Consider the distribution function for $U_2$,

$\begin{array}{c}{F}_{U_2}\left(u\right)=P\left(U_2\le u\right)\\ =P\left(3-Y\le u\right)\\ =P\left(-Y\le u-3\right)\\ =P\left(Y>3-u\right)\end{array}$

             $\begin{array}{c}=1-F\left(3-u\right)\\ =1-\frac{1}{2}\left[{\left(3-u\right)}^3-1\right]\\ =-\frac{1}{2}{\left(3-u\right)}^3+\frac{3}{2}\end{array}$

Limits for the random variable U₂:

The range for the random variable Y is from  ̶ 1 to 1 and $U_2=3-Y$.

For Y=  ̶ 1, the value of U₂ is 4.

For $Y=1$, the value of U₂ is 2.

Hence, the range for the random variable U₂ is from  2 to 4.

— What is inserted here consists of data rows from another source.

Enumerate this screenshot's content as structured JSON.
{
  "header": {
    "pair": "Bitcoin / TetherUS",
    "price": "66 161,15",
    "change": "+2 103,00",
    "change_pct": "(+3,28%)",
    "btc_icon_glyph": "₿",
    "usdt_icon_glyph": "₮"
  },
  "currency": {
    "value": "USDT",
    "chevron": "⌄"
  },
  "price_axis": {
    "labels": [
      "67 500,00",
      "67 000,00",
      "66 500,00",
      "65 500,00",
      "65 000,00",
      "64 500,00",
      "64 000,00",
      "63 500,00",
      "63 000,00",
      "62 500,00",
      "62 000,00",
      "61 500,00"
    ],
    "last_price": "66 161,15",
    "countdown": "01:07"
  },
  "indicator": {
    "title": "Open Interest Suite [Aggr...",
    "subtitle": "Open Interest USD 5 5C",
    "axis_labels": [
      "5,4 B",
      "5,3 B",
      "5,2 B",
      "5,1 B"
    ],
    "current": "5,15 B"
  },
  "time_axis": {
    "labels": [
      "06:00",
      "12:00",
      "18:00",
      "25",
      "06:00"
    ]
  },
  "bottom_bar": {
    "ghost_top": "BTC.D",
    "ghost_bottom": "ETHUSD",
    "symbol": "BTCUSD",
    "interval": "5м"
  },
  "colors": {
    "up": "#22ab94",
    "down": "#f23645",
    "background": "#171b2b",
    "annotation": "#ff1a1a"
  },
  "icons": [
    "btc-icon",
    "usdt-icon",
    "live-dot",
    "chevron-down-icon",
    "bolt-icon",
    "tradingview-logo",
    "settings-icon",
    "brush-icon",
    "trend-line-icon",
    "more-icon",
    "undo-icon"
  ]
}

The probability density function for $U_2$ is,

$\begin{array}{c}{f}_{U_2}\left(u\right)={F^{\prime }}_{U_2}\left(u\right)\\ =\frac{d}{du}\left(-\frac{1}{2}{\left(3-u\right)}^3+\frac{3}{2}\right)\\ =\frac{3}{2}\times {\left(3-u\right)}^2,2\le u\le 4\end{array}$

Thus, the density function for $U_2=3-Y$ is $f_{U_2}\left(u\right)=\frac{3}{2}\times {\left(3-u\right)}^2,2\le u\le 4$.

c.

To determine

Find the density function for $U_3=Y^2$.

Answer to Problem 2E

The density function for $U_3=Y^2$ is $f_{U_3}\left(u\right)=\frac{3}{2}\sqrt{u},0\le u\le 1$.

Explanation of Solution

Calculation:

From the given information, $U_3=Y^2$.

Consider the distribution function for $U_3$,

$\begin{array}{c}{F}_{U_3}\left(u\right)=P\left(U_3\le u\right)\\ =P\left(Y^2\le u\right)\\ =P\left(-\sqrt{u}\le Y\le \sqrt{u}\right)\\ =F\left(\sqrt{u}\right)-F\left(-\sqrt{u}\right)\end{array}$

             $\begin{array}{c}=\frac{1}{2}\left({\left(\sqrt{u}\right)}^3-1\right)-\frac{1}{2}\left({\left(-\sqrt{u}\right)}^3-1\right)\\ =\frac{1}{2}{\left(\sqrt{u}\right)}^3-\frac{1}{2}+\frac{1}{2}{\left(\sqrt{u}\right)}^3+\frac{1}{2}\\ =u^{\frac{3}{2}}\end{array}$

The probability density function for $U_3$ is,

$\begin{array}{c}{f}_{U_3}\left(u\right)={F^{\prime }}_{U_3}\left(u\right)\\ =\frac{d}{du}\left(u^{\frac{3}{2}}\right)\\ =\frac{3}{2}\times \left(u^{\frac{1}{2}}\right),0\le u\le 1\end{array}$

Thus, the density function for $U_3=Y^2$ is $f_{U_3}\left(u\right)=\frac{3}{2}\sqrt{u},0\le u\le 1$.